Muitas vezes a produtora propõe grande parte de seus projetos primeiro para as plataformas e TVs para sondar o interesse em produzir um original. A distribuidora tem acordos recorrentes com as plataformas para comercializar o nosso catálogo de projetos já realizados nos últimos anos.
4 - Quais estratégias são fundamentais para posicionar as produções da Gullane em festivais e mercados globais?
A Gullane tem participado de festivais em todo o mundo há mais de 25 anos, e conta com mais de 500 prêmios e centenas de indicações.
Apostamos na qualidade artística, inovação e temas universais para nos destacar. Nossos filmes são selecionados para grandes festivais nacionais e mundiais aumentando sua visibilidade.

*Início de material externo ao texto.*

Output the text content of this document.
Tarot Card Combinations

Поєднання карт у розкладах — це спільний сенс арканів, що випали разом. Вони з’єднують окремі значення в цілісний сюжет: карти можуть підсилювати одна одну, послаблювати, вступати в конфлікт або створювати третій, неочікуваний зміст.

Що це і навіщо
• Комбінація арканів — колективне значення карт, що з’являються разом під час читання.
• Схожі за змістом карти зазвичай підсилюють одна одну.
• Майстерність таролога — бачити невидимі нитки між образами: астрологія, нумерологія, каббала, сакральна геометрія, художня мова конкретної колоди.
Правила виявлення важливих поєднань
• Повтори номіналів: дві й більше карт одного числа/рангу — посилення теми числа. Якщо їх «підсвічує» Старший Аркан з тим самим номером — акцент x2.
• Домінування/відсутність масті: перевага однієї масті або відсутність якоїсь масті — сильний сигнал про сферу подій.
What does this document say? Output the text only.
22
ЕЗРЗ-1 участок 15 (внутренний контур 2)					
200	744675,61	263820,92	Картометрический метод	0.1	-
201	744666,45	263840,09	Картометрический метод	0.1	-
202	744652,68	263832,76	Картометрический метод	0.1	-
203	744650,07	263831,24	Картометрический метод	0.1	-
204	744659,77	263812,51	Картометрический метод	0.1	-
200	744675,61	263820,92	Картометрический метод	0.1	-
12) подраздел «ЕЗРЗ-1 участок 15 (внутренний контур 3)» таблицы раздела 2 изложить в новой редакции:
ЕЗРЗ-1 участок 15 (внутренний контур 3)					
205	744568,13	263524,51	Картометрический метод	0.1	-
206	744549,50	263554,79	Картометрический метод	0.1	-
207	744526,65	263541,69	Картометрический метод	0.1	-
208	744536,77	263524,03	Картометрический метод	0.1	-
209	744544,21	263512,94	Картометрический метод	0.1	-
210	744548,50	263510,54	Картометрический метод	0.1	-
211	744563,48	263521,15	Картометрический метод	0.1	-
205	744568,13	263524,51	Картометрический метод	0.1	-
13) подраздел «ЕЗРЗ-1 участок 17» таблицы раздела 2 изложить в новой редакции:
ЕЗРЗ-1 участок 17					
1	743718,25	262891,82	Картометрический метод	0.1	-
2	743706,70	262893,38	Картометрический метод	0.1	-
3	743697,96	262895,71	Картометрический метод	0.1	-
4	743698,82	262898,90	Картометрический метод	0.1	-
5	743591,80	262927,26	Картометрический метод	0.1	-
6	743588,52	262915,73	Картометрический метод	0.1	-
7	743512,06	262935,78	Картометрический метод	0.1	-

A produtora investe cada vez mais em coproduções internacionais, distribuição global e participação em mercados audiovisuais. Além disso, prioriza marketing e parcerias para ampliar o alcance de suas obras. Filmes como “Que Horas Ela Volta?” e “O Ano em que Meus Pais Saíram de Férias” são exemplos de sucesso global. Eles são a maior vitrine para o mercado independente, mas ser escolhido para participar de qualquer um é uma tarefa bem difícil.Os grandes festivais recebem milhares de filmes para avaliação e selecionam poucas dezenas de filmes. É uma competição realmente muito grande e mundial.
A preocupação com a qualidade, com o tema, a preocupação com a relevância da história no presente e também para o futuro, são elementos principais para que os filmes possam ser realmente considerados pelos grandes festivais e eventos.
Outro ponto chave é a manutenção dos relacionamentos criados nos festivais, desde os comitês de seleção, além de diretores, produtores e talentos. Muitas vezes os festivais têm uma ligação de longa duração com os realizadores, acompanhando todas as etapas de suas produções. Criar vínculos é essencial para manter uma presença constante nesses eventos.
Mas sabemos que grande parte dos resultados vêm da própria obra. E uma boa parte dos resultados também vem da capacidade de administrar, da capacidade de articular essa obra, e apresentar a obra ao mercado. E é nisso que a Gullane vem apostando há 25 anos, se consolidando no mercado internacional como uma produtora de conteúdos latino-americanos e co-produções com a Europa, de qualidade, competitivos para o mercado internacional, com boas capacidades de venda.
5 - Como foi o início do projeto da série Senna e qual foi sua repercussão?
A Gullane vinha num momento muito especial no início dos anos 2000. Começamos lançando o “Bicho de Sete Cabeças”, como já comentado aqui, e em seguida “Carandiru”, junto com a Sony Classics. Em seguida, produzimos e lançamos o “Ano que Meus Pais Saíram de Férias”. Ou seja, três filmes que tiveram grande sucesso no Brasil, grande sucesso internacional nos principais eventos, nos festivais, e que foram vendidos para dezenas de países. A performance e carreira desses filmes fizeram com que os sócios da Gullane se concentrassem em buscar um projeto que tivesse a chance de ser uma das maiores audiências mundiais de uma obra brasileira.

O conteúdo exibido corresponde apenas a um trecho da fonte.